An open‑source MCP server that lets AI assistants such as Claude or Cursor interact with CipherTrust Manager via ksctl CLI, offering key, user, connection, and CTE client management through JSON‑RPC.

Capabilities

Resources
Access data sources
Tools
Execute functions
Prompts
Pre-built templates
Sampling
AI model interactions

Thales CipherTrust Manager MCP Server

The CipherTrust Manager MCP Server bridges the gap between AI assistants and Thales’ CipherTrust Manager by exposing a set of JSON‑RPC tools that can be invoked through the Model Context Protocol (MCP). It enables developers to let Claude, Cursor, or any MCP‑compatible assistant perform security operations—such as key creation, rotation, and deletion; CTE client configuration; user provisioning; and connection management—directly from the conversational interface.
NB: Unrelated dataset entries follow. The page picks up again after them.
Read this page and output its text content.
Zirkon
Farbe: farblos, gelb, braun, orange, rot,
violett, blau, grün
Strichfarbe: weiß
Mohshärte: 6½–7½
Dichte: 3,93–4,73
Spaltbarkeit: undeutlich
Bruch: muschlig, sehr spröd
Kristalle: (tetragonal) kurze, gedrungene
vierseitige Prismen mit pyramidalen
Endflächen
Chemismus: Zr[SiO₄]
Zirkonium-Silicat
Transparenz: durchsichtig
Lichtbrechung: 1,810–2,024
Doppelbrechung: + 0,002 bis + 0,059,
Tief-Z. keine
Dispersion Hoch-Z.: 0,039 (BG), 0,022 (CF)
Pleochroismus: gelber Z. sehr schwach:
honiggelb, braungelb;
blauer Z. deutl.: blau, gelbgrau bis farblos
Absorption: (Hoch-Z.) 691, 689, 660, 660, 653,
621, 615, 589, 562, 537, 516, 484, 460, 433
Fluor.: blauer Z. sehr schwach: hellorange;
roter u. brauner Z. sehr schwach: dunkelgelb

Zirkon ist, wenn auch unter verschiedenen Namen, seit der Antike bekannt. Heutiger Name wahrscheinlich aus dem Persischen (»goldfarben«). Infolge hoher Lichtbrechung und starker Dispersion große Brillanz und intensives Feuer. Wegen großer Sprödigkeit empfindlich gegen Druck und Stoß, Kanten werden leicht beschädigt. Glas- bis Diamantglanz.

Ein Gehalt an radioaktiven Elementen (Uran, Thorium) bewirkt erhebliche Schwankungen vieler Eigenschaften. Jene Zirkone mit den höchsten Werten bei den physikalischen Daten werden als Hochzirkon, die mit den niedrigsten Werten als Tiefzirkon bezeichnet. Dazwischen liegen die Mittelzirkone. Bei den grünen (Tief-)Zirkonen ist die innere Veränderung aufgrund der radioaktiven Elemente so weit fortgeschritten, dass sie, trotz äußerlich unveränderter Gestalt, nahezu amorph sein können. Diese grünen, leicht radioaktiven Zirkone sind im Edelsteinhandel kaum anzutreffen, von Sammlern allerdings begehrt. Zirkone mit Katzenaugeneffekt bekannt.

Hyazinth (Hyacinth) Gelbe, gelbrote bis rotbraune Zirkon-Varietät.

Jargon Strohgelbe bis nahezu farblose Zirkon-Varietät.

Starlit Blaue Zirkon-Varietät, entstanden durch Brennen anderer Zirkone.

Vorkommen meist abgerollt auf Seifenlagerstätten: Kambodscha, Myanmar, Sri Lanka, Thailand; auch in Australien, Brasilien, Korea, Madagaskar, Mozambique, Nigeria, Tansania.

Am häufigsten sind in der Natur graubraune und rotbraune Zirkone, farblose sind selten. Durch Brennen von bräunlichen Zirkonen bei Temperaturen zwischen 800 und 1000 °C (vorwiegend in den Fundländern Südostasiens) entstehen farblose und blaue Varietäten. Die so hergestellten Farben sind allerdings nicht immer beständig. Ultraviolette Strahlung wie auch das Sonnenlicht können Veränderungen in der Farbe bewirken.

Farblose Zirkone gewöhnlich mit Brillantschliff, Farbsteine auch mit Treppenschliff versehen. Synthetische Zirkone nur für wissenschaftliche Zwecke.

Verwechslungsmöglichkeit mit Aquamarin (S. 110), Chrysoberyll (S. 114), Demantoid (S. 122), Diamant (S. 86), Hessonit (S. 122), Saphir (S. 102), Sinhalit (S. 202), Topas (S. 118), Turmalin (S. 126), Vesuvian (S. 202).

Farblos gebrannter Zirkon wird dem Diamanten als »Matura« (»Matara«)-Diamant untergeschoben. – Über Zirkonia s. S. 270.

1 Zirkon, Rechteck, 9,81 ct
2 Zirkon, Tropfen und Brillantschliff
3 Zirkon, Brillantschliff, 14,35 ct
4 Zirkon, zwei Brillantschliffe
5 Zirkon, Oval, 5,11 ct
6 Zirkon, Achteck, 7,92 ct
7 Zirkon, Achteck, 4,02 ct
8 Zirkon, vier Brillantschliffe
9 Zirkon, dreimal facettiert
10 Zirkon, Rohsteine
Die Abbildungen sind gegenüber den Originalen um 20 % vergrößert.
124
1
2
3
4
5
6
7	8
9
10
This eliminates the need for manual API calls or CLI scripts, allowing security workflows to be automated and orchestrated within a single chat.

What problem does it solve? In many enterprises, CipherTrust Manager is the central hub for data‑at‑rest and in‑transit encryption. Operations are typically performed via a web UI or CLI, which can be cumbersome for analysts who prefer to ask questions and receive instant answers. By converting CipherTrust actions into MCP tools, the server turns a static configuration portal into an interactive assistant. Security teams can query key status, request new keys, or audit CTE client access without leaving their preferred AI environment.

Key features of the server include:

  • Unified toolset: A single MCP endpoint that bundles key management, CTE client handling, user administration, and connection oversight.
  • JSON‑RPC over stdin/stdout: Lightweight communication that works across platforms and can be wrapped by any MCP‑compatible client.
  • Environment‑driven configuration: All connection details (host, credentials, TLS settings) are supplied via environment variables, keeping secrets out of code and enabling seamless CI/CD integration.
  • Extensible architecture: The project structure encourages adding new tools or modifying existing ones without affecting the core protocol.

Real‑world use cases span from automating key rotation policies—where an assistant can schedule and trigger rotations based on policy changes—to dynamic CTE client provisioning during incident response, all triggered by natural language commands. For example, a security analyst can type “Rotate the key used for database X” and receive immediate confirmation and audit logs, all within the chat.

Integration into AI workflows is straightforward: once the MCP server is running and configured, any assistant that supports MCP can register it as a tool provider. The assistant then presents the available operations in its UI, and users can invoke them with simple prompts. This tight coupling reduces context switching, accelerates troubleshooting, and ensures that security operations remain auditable and traceable through the assistant’s conversation history.

Unique advantages of this server lie in its independence and openness. It is not an official Thales product, yet it uses only public APIs, making it a low‑risk addition to existing environments. Its modular design means developers can customize the toolset to match specific organizational policies or compliance requirements, and because it runs locally via stdin/stdout, it avoids exposing CipherTrust endpoints to the public internet.